I took the day off today as a gift to myself for my birthday. Everyone should do the same. I awoke to Tony touching my shoulder, whispering "happy birthday" before he got in the shower to get ready for school. He placed my gifts next to me and waited for me to open them - sleepy-eyed and still remembering a vivid dream about my dad - which is a really great gift to get on your birthday.
After a hearty cup of coffee, and a conversation with my mom (who was the first to call me today) and a whole lot of pestering from Dovi, I laced up my sneakers and we headed to the trails for a walk.
.I had the music playing in my ears, shuffling my favorites - Springsteen, the Stones, Sofi Tukker, Houndmouth, Cage the Elephant and a little Tom Petty to make it more of a sing-a-walk-along. The trails were empty. We walked among fallen trees, bushes, briar and vines. Dovi was off leash and jumping in the pond every chance he got. Filthy Animal.
Then I saw a patch of blooming Daffodils situated in a circle amidst the leaves, vines, mud and dead branches. Very beautiful indeed. After that, I noticed all the beauty around me. Rather than the brown and gray of the winter trees, I saw birds marked with white or blue, heard the barup barup of the bullfrogs, and watched Dovi go dizzy chasing the squirrels around the trees. And two raised hands waving at me - the father and son were back to riding on the trails.

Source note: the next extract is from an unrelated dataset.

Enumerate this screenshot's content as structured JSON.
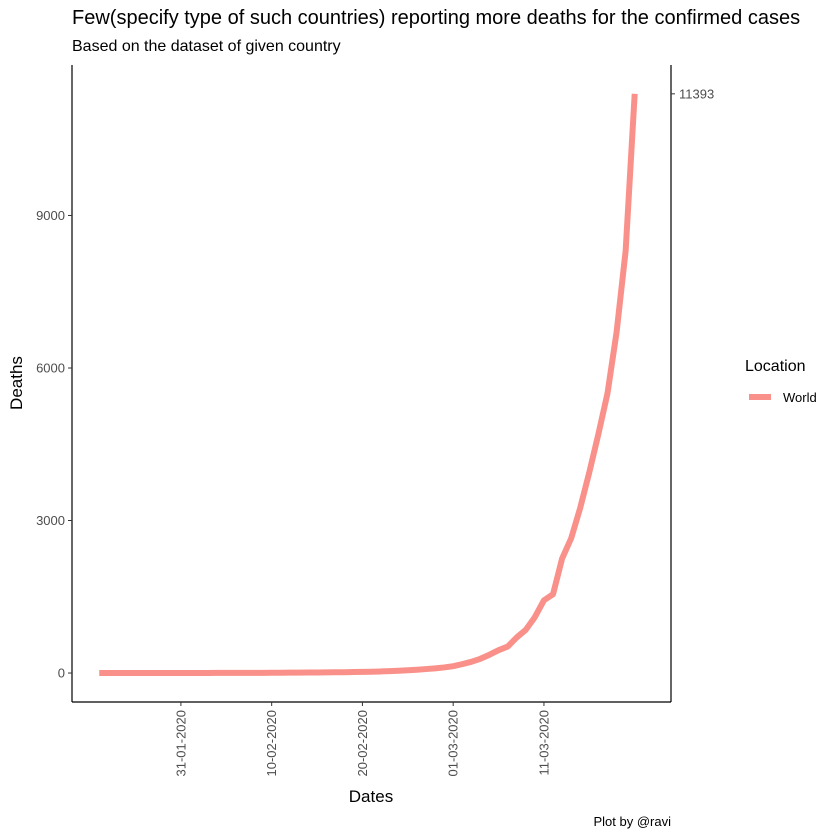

It was the first time in about two months that I didn't feel a heaviness inside. January, February and a little bit of March are tough months for me - tough for my family too. The darkness creeps inside my bones and it's tough to shake. The sun hides behind the dark clouds and it takes quite a bit of effort to feel it on my face.
Then, my birthday comes and I feel okay. I made it another year. I have my gorgeous children, the LOML to spoil me, and a whole lot of family and friends wishing me a great day.
And I have Dovi. He is nothing but a source of joy in our lives. Always happy. Love pours out of him with every movement, every look he gives and every sound he makes.
Unless he's exhausted. Like he was last night, and will be tonight. I walked 4.5 miles today. He ran, jumped, splashed and zoomed the entire time. This is what I can expect from my source of joy this evening:
Take a walk on your birthday this year, and make sure you don't go to work either. Love.